Årsunda IF
- Full name: Årsunda Idrottsförening
- Nickname(s): ÅIF
- Ground: Årsunda IP Årsunda Sweden
- Chairman: Anders Andersson
- League: Division 4 Gestrikland
| Home colours | Away colours |

= Årsunda IF =

Swedish football club

Årsunda IF is a Swedish football club located in Årsunda.

==Background==
Årsunda IF currently plays in Division 4 Gestrikland which is the sixth tier of Swedish football. They play their home matches at the Årsunda IP in Årsunda.

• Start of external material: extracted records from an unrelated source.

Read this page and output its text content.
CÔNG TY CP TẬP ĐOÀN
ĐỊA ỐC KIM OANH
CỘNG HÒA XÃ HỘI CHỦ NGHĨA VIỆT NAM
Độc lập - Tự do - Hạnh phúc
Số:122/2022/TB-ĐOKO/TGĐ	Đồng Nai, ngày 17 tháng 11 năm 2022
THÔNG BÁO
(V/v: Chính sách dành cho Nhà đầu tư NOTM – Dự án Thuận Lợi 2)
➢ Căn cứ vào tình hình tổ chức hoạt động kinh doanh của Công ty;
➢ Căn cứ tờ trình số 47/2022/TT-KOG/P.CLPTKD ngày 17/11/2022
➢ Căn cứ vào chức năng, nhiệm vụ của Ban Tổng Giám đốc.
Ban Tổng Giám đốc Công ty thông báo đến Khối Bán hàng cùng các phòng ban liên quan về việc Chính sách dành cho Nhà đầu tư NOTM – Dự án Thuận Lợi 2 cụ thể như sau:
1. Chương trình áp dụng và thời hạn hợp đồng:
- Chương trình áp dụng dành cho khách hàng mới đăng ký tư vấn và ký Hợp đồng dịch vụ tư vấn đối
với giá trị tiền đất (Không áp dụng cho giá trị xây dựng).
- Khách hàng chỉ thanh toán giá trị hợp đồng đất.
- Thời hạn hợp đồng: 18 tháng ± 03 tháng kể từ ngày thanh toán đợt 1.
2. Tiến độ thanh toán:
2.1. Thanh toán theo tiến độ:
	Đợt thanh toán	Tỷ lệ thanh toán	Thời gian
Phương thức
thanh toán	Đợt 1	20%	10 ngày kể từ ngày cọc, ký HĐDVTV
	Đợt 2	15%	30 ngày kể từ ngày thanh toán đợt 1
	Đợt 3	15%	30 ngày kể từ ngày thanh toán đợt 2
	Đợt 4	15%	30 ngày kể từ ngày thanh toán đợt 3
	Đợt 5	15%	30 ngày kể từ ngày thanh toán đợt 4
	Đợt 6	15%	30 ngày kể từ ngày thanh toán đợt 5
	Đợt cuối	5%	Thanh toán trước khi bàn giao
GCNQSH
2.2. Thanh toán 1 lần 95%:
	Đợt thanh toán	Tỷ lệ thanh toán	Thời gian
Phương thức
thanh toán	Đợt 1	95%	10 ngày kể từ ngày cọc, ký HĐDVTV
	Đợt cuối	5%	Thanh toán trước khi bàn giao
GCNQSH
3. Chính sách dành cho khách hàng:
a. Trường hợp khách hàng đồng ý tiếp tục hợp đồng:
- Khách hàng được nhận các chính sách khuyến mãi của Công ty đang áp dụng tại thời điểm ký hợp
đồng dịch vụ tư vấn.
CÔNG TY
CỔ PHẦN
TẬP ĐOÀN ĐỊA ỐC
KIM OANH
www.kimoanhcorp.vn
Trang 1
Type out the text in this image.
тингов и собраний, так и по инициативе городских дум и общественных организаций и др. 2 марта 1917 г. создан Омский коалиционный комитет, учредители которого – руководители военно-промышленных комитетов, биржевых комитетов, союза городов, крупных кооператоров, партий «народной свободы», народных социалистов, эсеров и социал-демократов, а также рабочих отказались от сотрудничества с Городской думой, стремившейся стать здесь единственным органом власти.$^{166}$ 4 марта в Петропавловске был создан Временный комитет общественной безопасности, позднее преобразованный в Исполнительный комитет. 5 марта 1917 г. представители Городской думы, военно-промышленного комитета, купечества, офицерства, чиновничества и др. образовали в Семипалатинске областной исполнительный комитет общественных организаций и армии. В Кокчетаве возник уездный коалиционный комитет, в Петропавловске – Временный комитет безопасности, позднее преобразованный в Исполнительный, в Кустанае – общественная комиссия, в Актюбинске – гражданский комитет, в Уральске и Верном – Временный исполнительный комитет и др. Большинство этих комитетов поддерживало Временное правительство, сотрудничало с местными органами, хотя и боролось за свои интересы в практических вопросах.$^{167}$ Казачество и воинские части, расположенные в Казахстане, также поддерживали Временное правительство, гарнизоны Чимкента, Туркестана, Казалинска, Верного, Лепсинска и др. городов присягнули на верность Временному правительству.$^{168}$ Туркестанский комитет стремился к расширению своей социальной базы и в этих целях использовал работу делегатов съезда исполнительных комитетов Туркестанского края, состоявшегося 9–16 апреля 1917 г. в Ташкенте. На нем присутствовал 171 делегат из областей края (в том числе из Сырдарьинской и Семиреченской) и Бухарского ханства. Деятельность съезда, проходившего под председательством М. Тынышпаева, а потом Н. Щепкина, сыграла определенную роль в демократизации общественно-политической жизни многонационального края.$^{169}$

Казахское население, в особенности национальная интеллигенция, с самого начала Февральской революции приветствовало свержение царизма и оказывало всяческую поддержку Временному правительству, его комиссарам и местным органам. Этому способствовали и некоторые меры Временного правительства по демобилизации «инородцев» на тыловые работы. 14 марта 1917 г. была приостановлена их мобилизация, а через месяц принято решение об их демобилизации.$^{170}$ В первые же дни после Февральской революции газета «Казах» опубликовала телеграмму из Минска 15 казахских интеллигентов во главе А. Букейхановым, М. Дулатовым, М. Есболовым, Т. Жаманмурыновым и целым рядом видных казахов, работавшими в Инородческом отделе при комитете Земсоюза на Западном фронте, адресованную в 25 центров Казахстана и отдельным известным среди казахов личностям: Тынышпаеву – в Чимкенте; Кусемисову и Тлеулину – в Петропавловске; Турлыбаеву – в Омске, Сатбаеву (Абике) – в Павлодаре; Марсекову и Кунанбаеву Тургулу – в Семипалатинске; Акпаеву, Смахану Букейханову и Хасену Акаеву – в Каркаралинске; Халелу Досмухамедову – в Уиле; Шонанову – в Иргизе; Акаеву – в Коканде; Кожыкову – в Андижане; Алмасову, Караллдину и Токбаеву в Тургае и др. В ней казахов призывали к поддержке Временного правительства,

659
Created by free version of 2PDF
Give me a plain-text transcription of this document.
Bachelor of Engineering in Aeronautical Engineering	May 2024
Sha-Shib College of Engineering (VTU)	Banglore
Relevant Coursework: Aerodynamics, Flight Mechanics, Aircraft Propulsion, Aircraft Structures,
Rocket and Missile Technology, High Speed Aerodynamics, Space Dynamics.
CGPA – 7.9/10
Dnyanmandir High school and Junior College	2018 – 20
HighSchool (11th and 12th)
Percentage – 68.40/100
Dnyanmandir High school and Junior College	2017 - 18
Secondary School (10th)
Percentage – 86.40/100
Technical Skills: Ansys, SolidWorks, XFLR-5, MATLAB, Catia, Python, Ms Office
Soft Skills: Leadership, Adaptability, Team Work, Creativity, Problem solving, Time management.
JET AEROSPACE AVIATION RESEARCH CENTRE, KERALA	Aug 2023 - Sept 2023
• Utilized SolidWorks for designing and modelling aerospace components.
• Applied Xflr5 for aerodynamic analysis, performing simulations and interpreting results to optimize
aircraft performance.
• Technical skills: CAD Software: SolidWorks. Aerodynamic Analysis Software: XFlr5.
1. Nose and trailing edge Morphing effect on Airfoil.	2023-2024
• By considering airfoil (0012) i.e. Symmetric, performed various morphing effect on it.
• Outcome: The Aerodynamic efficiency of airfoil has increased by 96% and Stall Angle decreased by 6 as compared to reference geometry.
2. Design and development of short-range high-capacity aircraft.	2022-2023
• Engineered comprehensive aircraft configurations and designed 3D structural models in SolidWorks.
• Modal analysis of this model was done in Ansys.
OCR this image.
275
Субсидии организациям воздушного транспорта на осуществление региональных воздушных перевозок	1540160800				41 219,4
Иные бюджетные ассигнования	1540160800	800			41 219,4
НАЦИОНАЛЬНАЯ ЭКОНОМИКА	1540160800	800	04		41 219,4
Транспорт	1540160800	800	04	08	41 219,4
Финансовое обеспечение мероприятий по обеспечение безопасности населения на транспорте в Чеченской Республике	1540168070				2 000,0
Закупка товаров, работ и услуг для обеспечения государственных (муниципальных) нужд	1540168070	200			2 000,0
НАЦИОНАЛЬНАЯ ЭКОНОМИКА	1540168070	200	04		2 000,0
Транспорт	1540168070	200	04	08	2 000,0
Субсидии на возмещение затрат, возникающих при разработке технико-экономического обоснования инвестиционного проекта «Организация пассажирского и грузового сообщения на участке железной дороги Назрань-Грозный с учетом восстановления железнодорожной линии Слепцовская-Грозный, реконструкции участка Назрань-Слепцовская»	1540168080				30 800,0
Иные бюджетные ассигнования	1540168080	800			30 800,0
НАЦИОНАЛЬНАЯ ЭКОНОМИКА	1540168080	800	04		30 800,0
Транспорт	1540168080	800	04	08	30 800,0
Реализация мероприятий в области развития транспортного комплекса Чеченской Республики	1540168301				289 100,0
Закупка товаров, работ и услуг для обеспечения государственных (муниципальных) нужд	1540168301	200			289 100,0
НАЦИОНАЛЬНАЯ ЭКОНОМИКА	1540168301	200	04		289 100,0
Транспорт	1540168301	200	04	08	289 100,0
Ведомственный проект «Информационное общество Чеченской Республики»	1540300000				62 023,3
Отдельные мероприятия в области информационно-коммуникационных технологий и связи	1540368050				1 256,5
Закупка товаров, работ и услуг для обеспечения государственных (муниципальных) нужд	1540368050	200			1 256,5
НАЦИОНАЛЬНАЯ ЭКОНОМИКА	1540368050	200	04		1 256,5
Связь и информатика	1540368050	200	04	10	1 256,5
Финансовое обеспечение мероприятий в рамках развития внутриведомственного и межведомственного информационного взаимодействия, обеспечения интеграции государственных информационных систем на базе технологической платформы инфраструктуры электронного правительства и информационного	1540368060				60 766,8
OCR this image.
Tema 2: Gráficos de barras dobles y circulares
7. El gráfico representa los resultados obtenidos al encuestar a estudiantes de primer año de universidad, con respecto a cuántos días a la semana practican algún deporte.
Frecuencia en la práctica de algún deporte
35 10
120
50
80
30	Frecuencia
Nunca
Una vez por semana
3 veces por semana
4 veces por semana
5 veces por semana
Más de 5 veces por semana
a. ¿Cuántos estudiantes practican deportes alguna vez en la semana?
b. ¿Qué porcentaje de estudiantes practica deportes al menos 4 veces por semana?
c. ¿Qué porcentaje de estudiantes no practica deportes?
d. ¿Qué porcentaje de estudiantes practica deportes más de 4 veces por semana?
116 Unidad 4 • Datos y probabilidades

The club is affiliated to Gestriklands Fotbollförbund. Årsunda IF have competed in the Svenska Cupen on 17 occasions and have played 24 matches in the competition.

==Season to season==

In their most successful period Årsunda IF competed in the following divisions:

| Season | Level | Division | Section | Position | Movements |
|---|---|---|---|---|---|
| 1966 | Tier 4 | Division 4 | Gästrikland | 1st | Promoted |
| 1967 | Tier 3 | Division 3 | Norra Svealand | 2nd |  |
| 1968 | Tier 3 | Division 3 | Södra Norrland Nedre | 8th |  |
| 1969 | Tier 3 | Division 3 | Södra Norrland Nedre | 10th | Relegated |
| 1970 | Tier 4 | Division 4 | Gästrikland | 2nd |  |

In recent seasons Årsunda IF have competed in the following divisions:

| Season | Level | Division | Section | Position | Movements |
|---|---|---|---|---|---|
| 2006* | Tier 7 | Division 5 | Gästrikland | 7th |  |
| 2007 | Tier 7 | Division 5 | Gästrikland | 2nd | Promoted |
| 2008 | Tier 6 | Division 4 | Gästrikland | 10th |  |
| 2009 | Tier 6 | Division 4 | Gästrikland | 10th |  |
| 2010 | Tier 6 | Division 4 | Gästrikland | 5th |  |
| 2011 | Tier 6 | Division 4 | Gästrikland | 7th |  |

- League restructuring in 2006 resulted in a new division being created at Tier 3 and subsequent divisions dropping a level.